Kiko LLaneras
En un año tan reciente como 1978, España todavía tenía un programa de lucha contra la lepra y había 3.725 enfermos. Un repaso de estadísticas demuestra que nuestro país es muy diferente a como era hace 40 años.
En 1978 los homosexuales no podían casarse, pero es que ni siquiera era legal el divorcio. Según las encuestas del World Value Survey, un tercio de los españoles pensaba que romper un matrimonio era algo injustificable y más de la mitad condenaba la homosexualidad. Hoy esas ideas las conservan pocas personas.
Las mujeres han avanzado por partida doble. Hace 40 años habían ido menos a la escuela, eran minoría en la universidad y muchas no trabajaban. En 1990, por ejemplo, todavía un 30% de los españoles decía que los hombres tenían más derecho a trabajar si los empleos escaseaban. También ese año, las diputadas ocupaban sólo el 15% de todos los escaños del Parlamento español. Hoy son un 39% y España se ha convertido en el quinto país de Europa con más diputadas mujeres, solo por detrás de Francia, Noruega, Finlandia y Suecia.
La sociedad española está más educada que nunca. Las personas que te cruzas por la calle han estudiado 11 años de media entre el colegio, el instituto y la universidad, casi el doble que en 1978. Desde entonces los jóvenes sin bachillerato han pasado de ser la gran mayoría (80%) a solo un tercio (34%). El porcentaje de jóvenes universitarios se ha multiplicado por cuatro: eran el 10% en 1978 y ahora son el 40%, como la media europea.
Estas ganancias vinieron acompañadas de un mayor gasto público en educación, que es ahora el doble que hace 40 años. En este tiempo España ha desarrollado un estado del bienestar que hoy casi nadie cuestiona. En 1978 el gasto público equivalía al 14% del PIB y en 1995 había crecido hasta alcanzar el 40%. Después ha fluctuado, con la economía y los cambios de Gobierno, pero sin bajar nunca de esa cifra.
España también es un país más rico y más longevo. El PIB por habitante se ha duplicado, la riqueza patrimonial se ha triplicado y la renta media ha pasado de 19.000 a 29.000 euros por adulto, una vez corregidos los efectos de la inflación. En los ochenta teníamos una buena esperanza de vida y no hemos dejado de aumentarla. En 1980 menos del 8% de los niños se vacunaban contra el sarampión (hoy lo hacen casi el 100%) y la mortalidad infantil era cinco veces mayor que ahora. Y aunque ahora parezca algo remoto, el sida fue una epidemia mortal y vertiginosa hace apenas dos décadas: en 1996 el virus causó más del 30% de todas las muertes de jóvenes españoles. El año pasado fueron el 3%.

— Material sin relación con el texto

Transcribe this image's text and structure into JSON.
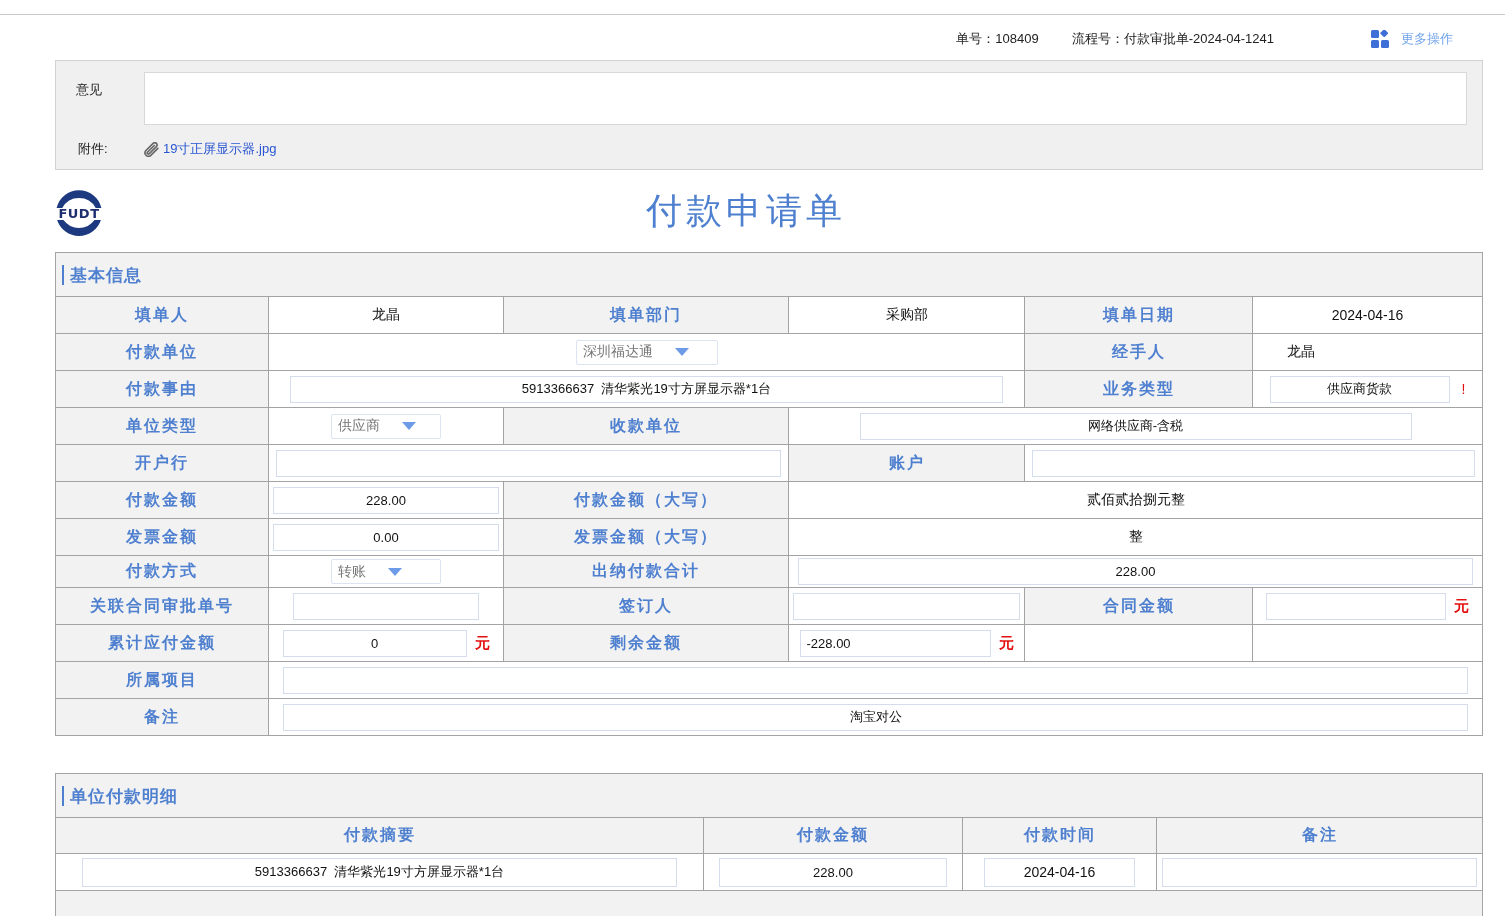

Por supuesto, este progreso no ha sido exclusivo de España. Muchas transformaciones han sido globales y han ocurrido en la mayoría de países. Pero tampoco estaban determinadas ni han sido iguales en todas partes. Hay países como México, Venezuela o Argentina que partían con economías no tan distintas de la española en los setenta y no han tenido el mismo destino. En estos cuarenta años, España ha logrado tres hitos que son difíciles de desligar: consolidó una democracia, desarrollo un estado moderno y se unió al proyecto europeo.

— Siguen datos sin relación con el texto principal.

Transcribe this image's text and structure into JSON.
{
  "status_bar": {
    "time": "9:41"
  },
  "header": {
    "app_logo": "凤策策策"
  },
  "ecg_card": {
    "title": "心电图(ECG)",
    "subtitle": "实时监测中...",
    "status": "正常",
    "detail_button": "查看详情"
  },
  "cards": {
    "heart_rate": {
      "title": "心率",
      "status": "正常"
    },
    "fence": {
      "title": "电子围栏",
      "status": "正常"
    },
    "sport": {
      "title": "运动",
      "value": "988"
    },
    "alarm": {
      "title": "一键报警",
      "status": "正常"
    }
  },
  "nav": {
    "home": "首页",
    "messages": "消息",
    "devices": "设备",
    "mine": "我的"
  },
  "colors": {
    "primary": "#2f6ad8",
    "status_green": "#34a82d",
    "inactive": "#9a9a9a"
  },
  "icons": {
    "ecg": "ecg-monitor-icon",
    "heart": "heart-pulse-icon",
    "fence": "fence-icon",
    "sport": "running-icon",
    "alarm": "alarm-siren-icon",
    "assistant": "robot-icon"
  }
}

Estos pasos no son definitivos ni mucho menos completos. España acumula problemas que nunca ha resuelto (como sus niveles anormales de desempleo) y otros que emergieron con la crisis (como la desigualdad generacional). Sin embargo, despreciar los avances logrados en el pasado me parece una actitud injusta y sobre todo peligrosa. Negar el progreso produce monstruos de tres especies: nihilistas que se cruzan de brazos, ilusos que se olvidan de lo que podemos perder y reaccionarios que idolatran un pasado lleno de sombras.